Additional Feedback: - In lines 203,204, can you please clarify what 'u' is ? - In line 235, "We consider in this section, a probabilistic, i.i.d. straggler model, i.e., any worker in any given round will be a straggler with probability \delta", can you explain the relation between this model and the (N,W) straggler model. It seems that they co-exist ? - In line 259, "Through numerical evaluation in Fig. 1, it can be observed that DIP scheme outperforms polynomial and IDIP schemes". Please explain why. It was my impression that IDIP should outperform DIP under the (N,W) straggler model. #### After author response #### Thank you for responding to my comments. My score remains unchanged, though I also do agree with the other reviews regarding limited experimental evaluation. Please mention at least a discussion around other applications of this problem in the revision.

Review 3

Summary and Contributions: This paper studies a generalized version of coded matrix multiplications in multiple rounds. The main observation is that when extending the computation to multiple rounds, the worst-case straggler tolerance improves due to the ability to launch delayed recomputation of failed subtasks (thus the stragglers become more evenly distributed across time). The authors show in both theory and experiments that the coded computing schemes based on this idea can achieve better cumulative processing time compared to the static scheme [3]

Strengths: * The problem formulation does genenerlize the conventional setting in coding for straggler mitigation * The authors provide optimality proofs of the proposed schemes under a well-defined problem formulation * The authors show some improvement over [3]

Weaknesses: * The improvement seems limited * The experiment setting is semi-simulated because this not how people train neural networks (i.e., partition the computation into sequential matrix multiplications and distribute each partial job to several workers) * The studied problem seems to be a classical extension under the framework of delay-vs-throughput tradeoff, which limits the novelty

Correctness: The claims sound correct to me. The authors did provide a thorough analysis on the proposed schemes

Clarity: The paper writing is ok. Sometimes I have to go to the supplementary materials in order to understand the details.
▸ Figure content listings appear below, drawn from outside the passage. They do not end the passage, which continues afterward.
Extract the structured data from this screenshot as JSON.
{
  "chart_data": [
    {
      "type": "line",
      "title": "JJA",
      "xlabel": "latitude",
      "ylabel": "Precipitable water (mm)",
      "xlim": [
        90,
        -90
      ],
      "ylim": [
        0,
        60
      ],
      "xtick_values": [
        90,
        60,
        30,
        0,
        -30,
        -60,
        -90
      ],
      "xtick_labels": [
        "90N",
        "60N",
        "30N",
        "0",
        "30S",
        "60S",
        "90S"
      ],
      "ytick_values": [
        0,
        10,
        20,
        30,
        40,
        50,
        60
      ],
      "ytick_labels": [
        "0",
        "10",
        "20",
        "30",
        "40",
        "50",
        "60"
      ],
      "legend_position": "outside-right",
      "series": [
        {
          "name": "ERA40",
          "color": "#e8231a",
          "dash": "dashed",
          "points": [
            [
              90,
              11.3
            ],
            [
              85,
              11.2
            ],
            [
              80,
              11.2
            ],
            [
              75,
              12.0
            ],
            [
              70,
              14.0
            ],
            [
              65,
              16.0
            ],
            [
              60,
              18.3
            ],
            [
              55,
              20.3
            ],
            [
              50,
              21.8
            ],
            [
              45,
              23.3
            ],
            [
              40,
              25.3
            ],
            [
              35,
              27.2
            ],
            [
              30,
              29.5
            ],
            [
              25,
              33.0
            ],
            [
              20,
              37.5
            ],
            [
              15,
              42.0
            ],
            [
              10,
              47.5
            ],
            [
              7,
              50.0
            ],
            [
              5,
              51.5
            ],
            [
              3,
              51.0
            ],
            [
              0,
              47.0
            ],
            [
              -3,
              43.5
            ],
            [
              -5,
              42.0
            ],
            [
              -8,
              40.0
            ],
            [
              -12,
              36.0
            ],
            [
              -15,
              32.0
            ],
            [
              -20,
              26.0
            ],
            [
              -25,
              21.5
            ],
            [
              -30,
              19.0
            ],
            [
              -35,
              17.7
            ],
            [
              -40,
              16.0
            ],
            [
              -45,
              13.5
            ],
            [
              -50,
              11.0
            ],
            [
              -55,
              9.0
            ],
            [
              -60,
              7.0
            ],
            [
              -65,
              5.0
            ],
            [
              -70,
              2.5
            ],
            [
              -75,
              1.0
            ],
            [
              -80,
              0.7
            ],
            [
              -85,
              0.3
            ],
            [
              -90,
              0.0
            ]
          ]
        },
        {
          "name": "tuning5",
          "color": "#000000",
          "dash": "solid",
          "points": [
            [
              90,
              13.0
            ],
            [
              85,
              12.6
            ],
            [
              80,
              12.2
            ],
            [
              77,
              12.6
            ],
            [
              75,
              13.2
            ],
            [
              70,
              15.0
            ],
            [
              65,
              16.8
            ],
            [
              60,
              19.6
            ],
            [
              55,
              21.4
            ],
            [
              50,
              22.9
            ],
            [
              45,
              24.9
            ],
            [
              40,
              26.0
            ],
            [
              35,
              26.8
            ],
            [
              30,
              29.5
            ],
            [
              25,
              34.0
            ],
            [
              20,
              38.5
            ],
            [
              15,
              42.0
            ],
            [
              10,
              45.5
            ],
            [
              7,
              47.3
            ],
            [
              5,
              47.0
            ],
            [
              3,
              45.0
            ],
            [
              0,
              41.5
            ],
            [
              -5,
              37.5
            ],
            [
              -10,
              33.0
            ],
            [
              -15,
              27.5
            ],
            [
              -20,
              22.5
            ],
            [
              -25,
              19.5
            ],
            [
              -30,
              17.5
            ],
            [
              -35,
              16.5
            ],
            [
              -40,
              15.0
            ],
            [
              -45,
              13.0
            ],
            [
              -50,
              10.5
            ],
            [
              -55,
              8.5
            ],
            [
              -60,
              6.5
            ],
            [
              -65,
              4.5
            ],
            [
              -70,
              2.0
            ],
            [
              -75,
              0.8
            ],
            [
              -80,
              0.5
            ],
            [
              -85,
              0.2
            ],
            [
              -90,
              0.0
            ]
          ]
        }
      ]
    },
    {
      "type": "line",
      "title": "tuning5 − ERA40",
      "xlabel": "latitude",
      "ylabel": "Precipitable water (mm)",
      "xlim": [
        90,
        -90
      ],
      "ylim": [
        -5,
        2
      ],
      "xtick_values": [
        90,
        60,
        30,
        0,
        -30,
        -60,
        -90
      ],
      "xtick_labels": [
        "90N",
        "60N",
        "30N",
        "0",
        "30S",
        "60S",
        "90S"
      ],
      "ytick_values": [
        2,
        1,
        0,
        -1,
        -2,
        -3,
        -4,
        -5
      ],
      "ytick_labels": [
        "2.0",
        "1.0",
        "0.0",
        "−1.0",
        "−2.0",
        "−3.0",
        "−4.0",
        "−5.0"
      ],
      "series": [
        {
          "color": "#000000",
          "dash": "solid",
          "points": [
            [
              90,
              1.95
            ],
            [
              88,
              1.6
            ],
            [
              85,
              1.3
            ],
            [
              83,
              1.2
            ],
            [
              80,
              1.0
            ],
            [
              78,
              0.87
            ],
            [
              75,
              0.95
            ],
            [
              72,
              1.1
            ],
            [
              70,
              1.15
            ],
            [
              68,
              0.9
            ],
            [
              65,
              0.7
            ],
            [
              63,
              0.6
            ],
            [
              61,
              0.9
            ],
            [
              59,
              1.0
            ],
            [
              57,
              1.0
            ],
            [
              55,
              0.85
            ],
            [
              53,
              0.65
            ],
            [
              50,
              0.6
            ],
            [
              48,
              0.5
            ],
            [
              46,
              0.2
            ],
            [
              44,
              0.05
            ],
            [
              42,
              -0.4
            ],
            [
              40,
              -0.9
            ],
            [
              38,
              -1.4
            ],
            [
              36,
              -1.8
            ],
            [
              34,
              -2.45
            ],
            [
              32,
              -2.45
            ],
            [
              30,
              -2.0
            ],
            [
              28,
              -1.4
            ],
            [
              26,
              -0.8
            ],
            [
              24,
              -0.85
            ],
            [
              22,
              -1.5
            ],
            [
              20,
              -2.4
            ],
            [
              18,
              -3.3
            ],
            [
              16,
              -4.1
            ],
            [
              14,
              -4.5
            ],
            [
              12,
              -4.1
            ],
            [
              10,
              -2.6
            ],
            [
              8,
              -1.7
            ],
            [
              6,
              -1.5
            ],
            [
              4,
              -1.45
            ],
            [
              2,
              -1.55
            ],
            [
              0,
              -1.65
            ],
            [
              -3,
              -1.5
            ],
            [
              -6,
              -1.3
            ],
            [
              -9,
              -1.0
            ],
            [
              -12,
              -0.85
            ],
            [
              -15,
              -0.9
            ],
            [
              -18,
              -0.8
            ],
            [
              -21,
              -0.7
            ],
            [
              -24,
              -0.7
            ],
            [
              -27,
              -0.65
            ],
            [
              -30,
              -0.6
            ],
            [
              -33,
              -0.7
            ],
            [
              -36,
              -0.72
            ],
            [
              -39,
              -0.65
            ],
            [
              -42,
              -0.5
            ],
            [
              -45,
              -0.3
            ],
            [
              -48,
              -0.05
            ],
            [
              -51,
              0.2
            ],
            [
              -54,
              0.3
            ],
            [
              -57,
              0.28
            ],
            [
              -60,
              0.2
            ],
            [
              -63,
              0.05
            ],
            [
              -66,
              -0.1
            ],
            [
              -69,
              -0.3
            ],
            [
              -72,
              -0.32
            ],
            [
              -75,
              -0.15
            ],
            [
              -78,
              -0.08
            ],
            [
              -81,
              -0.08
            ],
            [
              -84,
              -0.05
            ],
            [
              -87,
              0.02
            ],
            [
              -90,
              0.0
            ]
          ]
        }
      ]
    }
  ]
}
Relation to Prior Work: There is not much discussion on the connection to and difference from prior works

Reproducibility: Yes

Additional Feedback: (After rebuttal) I want to thank the authors for addressing my comments. I have read the authors' rebuttal and the other reviewers' comments and have carefully rethought the paper, including its connections to other related works. Since the authors have thoroughly addressed two of my three major concerns given the limited rebuttal space, I want to increase my overall score from 5 to 6. The reason that my final score is still a borderline score is mainly because of the unaddressed first comment and my third comment regarding novelty. Although I agree with the authors that the proposed scheme, especially the idea of actively selecting uncoded matrix-multiplication, has some novelty, the idea of amortizing tasks over time is a quite commonly explored theme in communication networks. But I agree that this idea has not been fully explored in coded computing. Regarding the experiments, I hope the authors can find and demonstrate applications that are motivated by practical implementation such as those proposed in the rebuttal. So maybe conducting well-developed experiments and improving the empirical evaluations can be the primary focus to improve the paper.